I saw this very nice succinct blogpost later on: You Are Not So Smart and You Are in Very Good Company, from Big Think. Here is an excerpt: 
"You and everyone else come into the world preloaded with these pesky and completely wrong ways of seeing things.. and you rarely notice them.... we all think and do stupid things...  each scientific discipline offers epiphanies that call into question the magnitude of your personal fears and insecurities. The size of a nebula or the machinery inside a cell or the length of time between yesterday and a dinosaur's foot pressing into the mud - these things should make your anxieties seem very small, a part of something too immense to hold in one thought.... There is a vulnerability that you must accept once you start to unravel the biases, fallacies, and heuristics. The story you tell yourself to explain yourself is imperfect. Your personal narrative is bent and twisted and inaccurate, and that's beautiful because it's true for all of us.... we are a community of messy, stumbling, fumbling beings tumbling through space wrestling with a confusing gift of consciousness." 

A confusing gift of consciousness, indeed. 

In another comment to another poster in Europe, who asked about myofascial release, I replied; 
"MFR: The Great Conversation
This is the thread where MFR was thoroughly deconstructed. Once and for all. Eviscerated. But MFR is such a zombie it won't stay dead. It wanders all over the world eating brains. It's a tissue based explanatory model that refuses to stay in its grave. Stay well away from it. Don't buy it. It's not real.  
"xxx was here for about 5 minutes, then he left. xxx has never been here, but kicked me off his facebook page because I challenged his explanatory model. Tissue-based explanatory models are like the Dementors in Harry Potter: 
"Dementors hold no true loyalty, except to whomever can provide them with the most people to feed off. They cannot be destroyed, though their numbers can be limited if the conditions in which they multiply are reduced, implying that they do die off eventually"
So, what is the metaphor most appropriate to the left hemisphere? Is it an emissary who tries to take over the throne? A dominator who tries to shut out the other?

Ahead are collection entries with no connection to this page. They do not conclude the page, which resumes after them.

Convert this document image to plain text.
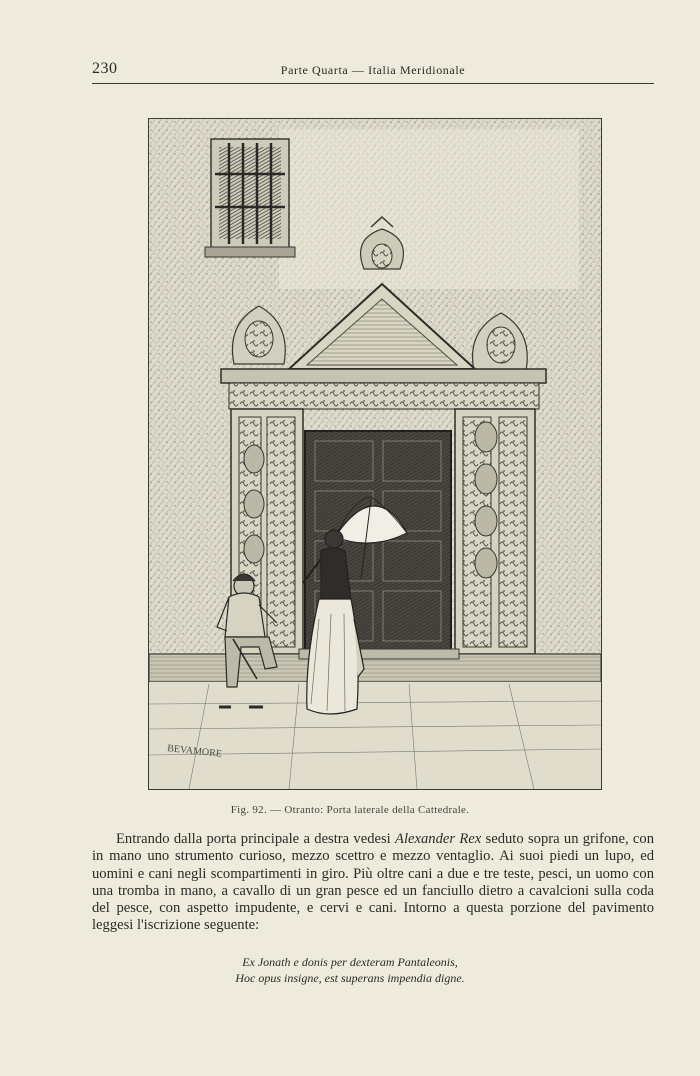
230	Parte Quarta — Italia Meridionale
BEVAMORE
Fig. 92. — Otranto: Porta laterale della Cattedrale.

Entrando dalla porta principale a destra vedesi Alexander Rex seduto sopra un grifone, con in mano uno strumento curioso, mezzo scettro e mezzo ventaglio. Ai suoi piedi un lupo, ed uomini e cani negli scompartimenti in giro. Più oltre cani a due e tre teste, pesci, un uomo con una tromba in mano, a cavallo di un gran pesce ed un fanciullo dietro a cavalcioni sulla coda del pesce, con aspetto impudente, e cervi e cani. Intorno a questa porzione del pavimento leggesi l'iscrizione seguente:

Ex Jonath e donis per dexteram Pantaleonis,
Hoc opus insigne, est superans impendia digne.
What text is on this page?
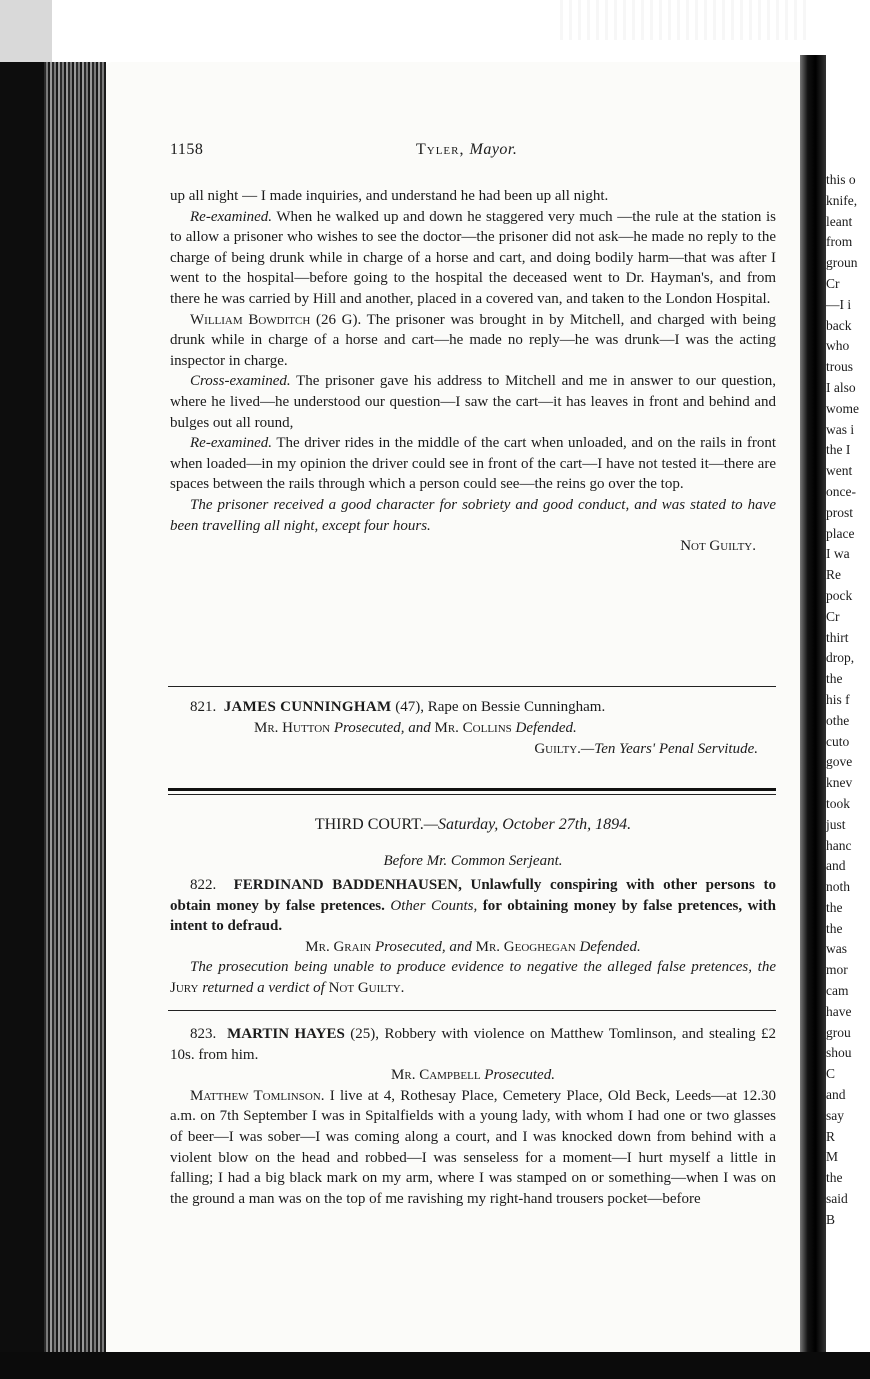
1158	Tyler, Mayor.

up all night — I made inquiries, and understand he had been up all night.

Re-examined. When he walked up and down he staggered very much —the rule at the station is to allow a prisoner who wishes to see the doctor—the prisoner did not ask—he made no reply to the charge of being drunk while in charge of a horse and cart, and doing bodily harm—that was after I went to the hospital—before going to the hospital the deceased went to Dr. Hayman's, and from there he was carried by Hill and another, placed in a covered van, and taken to the London Hospital.

William Bowditch (26 G). The prisoner was brought in by Mitchell, and charged with being drunk while in charge of a horse and cart—he made no reply—he was drunk—I was the acting inspector in charge.

Cross-examined. The prisoner gave his address to Mitchell and me in answer to our question, where he lived—he understood our question—I saw the cart—it has leaves in front and behind and bulges out all round,

Re-examined. The driver rides in the middle of the cart when unloaded, and on the rails in front when loaded—in my opinion the driver could see in front of the cart—I have not tested it—there are spaces between the rails through which a person could see—the reins go over the top.

The prisoner received a good character for sobriety and good conduct, and was stated to have been travelling all night, except four hours.

Not Guilty.
821. JAMES CUNNINGHAM (47), Rape on Bessie Cunningham.
Mr. Hutton Prosecuted, and Mr. Collins Defended.
Guilty.—Ten Years' Penal Servitude.
THIRD COURT.—Saturday, October 27th, 1894.
Before Mr. Common Serjeant.

822. FERDINAND BADDENHAUSEN, Unlawfully conspiring with other persons to obtain money by false pretences. Other Counts, for obtaining money by false pretences, with intent to defraud.

Mr. Grain Prosecuted, and Mr. Geoghegan Defended.

The prosecution being unable to produce evidence to negative the alleged false pretences, the Jury returned a verdict of Not Guilty.

823. MARTIN HAYES (25), Robbery with violence on Matthew Tomlinson, and stealing £2 10s. from him.

Mr. Campbell Prosecuted.

Matthew Tomlinson. I live at 4, Rothesay Place, Cemetery Place, Old Beck, Leeds—at 12.30 a.m. on 7th September I was in Spitalfields with a young lady, with whom I had one or two glasses of beer—I was sober—I was coming along a court, and I was knocked down from behind with a violent blow on the head and robbed—I was senseless for a moment—I hurt myself a little in falling; I had a big black mark on my arm, where I was stamped on or something—when I was on the ground a man was on the top of me ravishing my right-hand trousers pocket—before

this o
knife,
leant
from
groun
Cr
—I i
back
who
trous
I also
wome
was i
the I
went
once-
prost
place
I wa
Re
pock
Cr
thirt
drop,
the
his f
othe
cuto
gove
knev
took
just
hanc
and
noth
the
the
was
mor
cam
have
grou
shou
C
and
say
R
M
the
said
B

Does it concoct "dementor" operator explanatory models, willfully allow them to exist by not doing its real job of holding all possibilities simultaneously, uncertainly - instead being lazy, defaulting to some logical but closed explanation of events that occur during treatment? Models that are then grabbed out of thin air - for money!- by other eager left brains who are hungry for closure, no matter how absurd tissue-based models actually are? 

Left brains could get together and instead slay all these models, simply by pointing out how absurd they are, if they would only be bothered to, instead of supporting them or letting them exist out of some misplaced misguided loyalty or pretend kindness.